Deux raisons essentielles nous ont conduits à nous intéresser à cette Rihla :

D’abord son intérêt propre, en tant que document dont la valeur historique est indéniable, disons même exceptionnelle. Dans la mesure où il nous renseigne sur la perception et la représentation de l’Europe, chez une personnalité marocaine, occupant un haut rang au sein du “Makhzen chérifien” à la fin du XVIIe siècle.

Ensuite la méconnaissance, sinon le rejet dont ce document fera l’objet de la part des historiens marocains, depuis sa parution jusqu’à aujourd’hui même.
Cependant, cela ne signifie nullement que cette Rihla fut ignorée ailleurs, elle a par contre suscité un certain intérêt auprès des chercheurs étrangers, elle fut traduite partiellement dès 1884 en langue française. Une autre traduction intégrale cette fois-ci, a vu le jour en 1940 en langue espagnole, flanquée d’une édition du texte arabe.

Pourquoi donc nous’intéressons nous à un travail déjà exécuté ? Nous considérons, en effet, qu’aucune des deux contributions mentionnées n’a saisi, ni épuisé les caractéristiques essentielles de cette Rihla. La première en langue française –signée Sauvaire– est faite en méconnaissance totale de l’identité de l’auteur, considéré comme un “anonyme” et sous un titre qui n’est pas celui de l’auteur, mais de la composition du traducteur : “Une Ambassade marocaine en Espagne”.

Que dire de l’édition et traduction espagnole de Bostani ? Nous affirmons sans la moindre nuance, que ses fautes, ses partis pris, ses censures, bref, ces violences exercées à l’encontre de ce texte ont largement contribué à son émasculation.

En effet, le traducteur – éditeur va jusqu’à se permettre de s’introduire dans le texte, afin de le remodeler selon son bon plaisir, composant des titres, comme des sous-titres de son propre choix ; corrigeant non pas celui-ci, mais la marche du temps, donnant ainsi un air de fausse modernité à une œuvre qui n’aspire qu’à garder son authenticité.
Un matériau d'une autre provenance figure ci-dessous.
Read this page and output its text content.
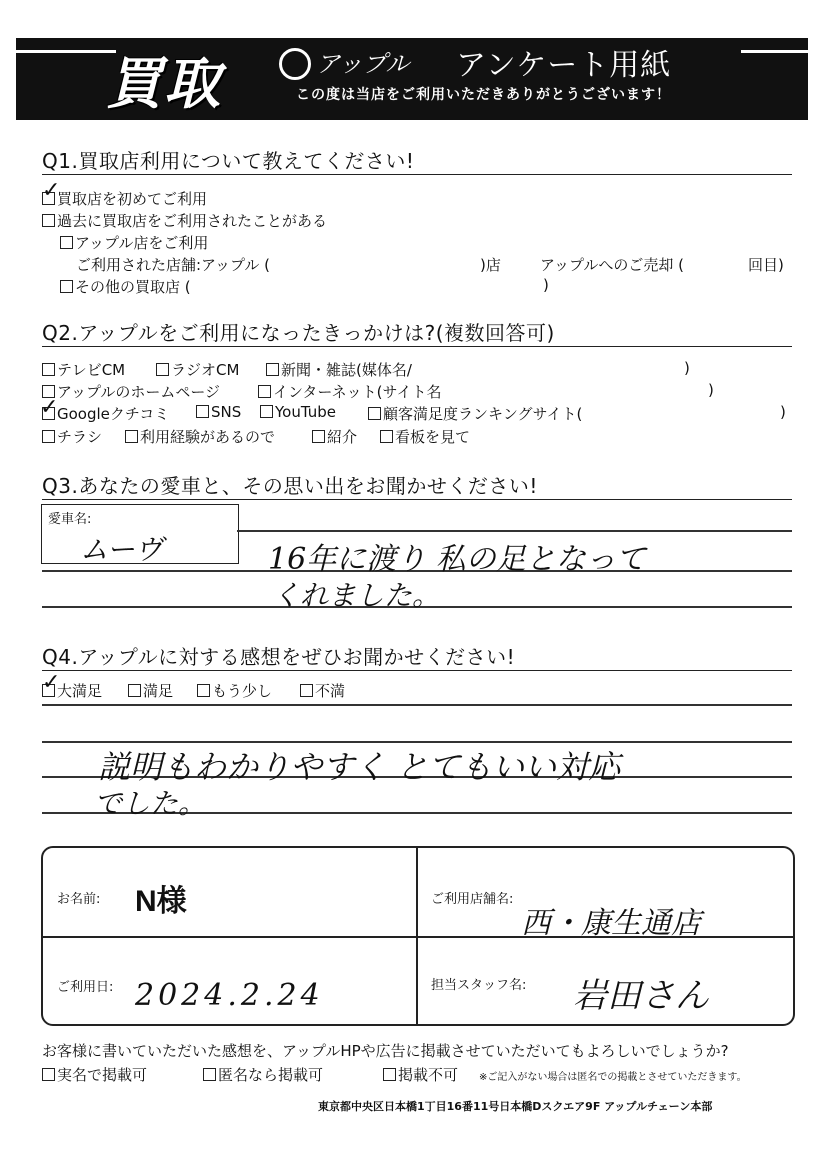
買取	アップル アンケート用紙
この度は当店をご利用いただきありがとうございます！
Q1.買取店利用について教えてください!
買取店を初めてご利用
✓
過去に買取店をご利用されたことがある
アップル店をご利用
ご利用された店舗:アップル (	)店	アップルへのご売却 (	回目)
その他の買取店 (	)
Q2.アップルをご利用になったきっかけは?(複数回答可)
テレビCM	ラジオCM	新聞・雑誌(媒体名/	)
アップルのホームページ	インターネット(サイト名	)
Googleクチコミ
✓	SNS	YouTube	顧客満足度ランキングサイト(	)
チラシ	利用経験があるので	紹介	看板を見て
Q3.あなたの愛車と、その思い出をお聞かせください!
愛車名:
ムーヴ	16年に渡り 私の足となって
くれました。
Q4.アップルに対する感想をぜひお聞かせください!
大満足
✓	満足	もう少し	不満
説明もわかりやすく とてもいい対応
でした。
お名前: N様	ご利用店舗名:
西・康生通店
ご利用日: 2024.2.24	担当スタッフ名: 岩田さん
お客様に書いていただいた感想を、アップルHPや広告に掲載させていただいてもよろしいでしょうか?
実名で掲載可	匿名なら掲載可	掲載不可 ※ご記入がない場合は匿名での掲載とさせていただきます。
東京都中央区日本橋1丁目16番11号日本橋Dスクエア9F アップルチェーン本部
À cela s’ajoute l’absence de la moindre interrogation, en dépit de la densité événementielle et les sous-entendus que recèlent certaines expressions. Bref, tout le travail est à reprendre, avec en plus la critique de l’édition et de la traduction en question.

Que dire de la traduction française, elle-même sans annotations, sans commentaires. Sauf quelques notes aussi éparses que sans grande portée ? Rappelons tout d’abord que cette traduction est partielle, qu’elle est trop vieille, ses préjugés sont incompatibles avec les exigences scientifiques. Si parfois nous n’avions fait que retoucher certains paragraphes, nous avions souvent jugé utile de remanier complètement certains autres.

Il est à noter en effet, que derrière le sens direct que pense relever Sauvaire comme Bostani, il y a souvent un ensemble d’images, de symboles, d’impressions, de tiraillements d’une conscience. Tout ce cortège aussi bigarré que chatoyant s’efface sous la plume de ces traducteurs, pour ne laisser qu’un sens littéral, qui nous renseigne certes, mais nullement nous instruire.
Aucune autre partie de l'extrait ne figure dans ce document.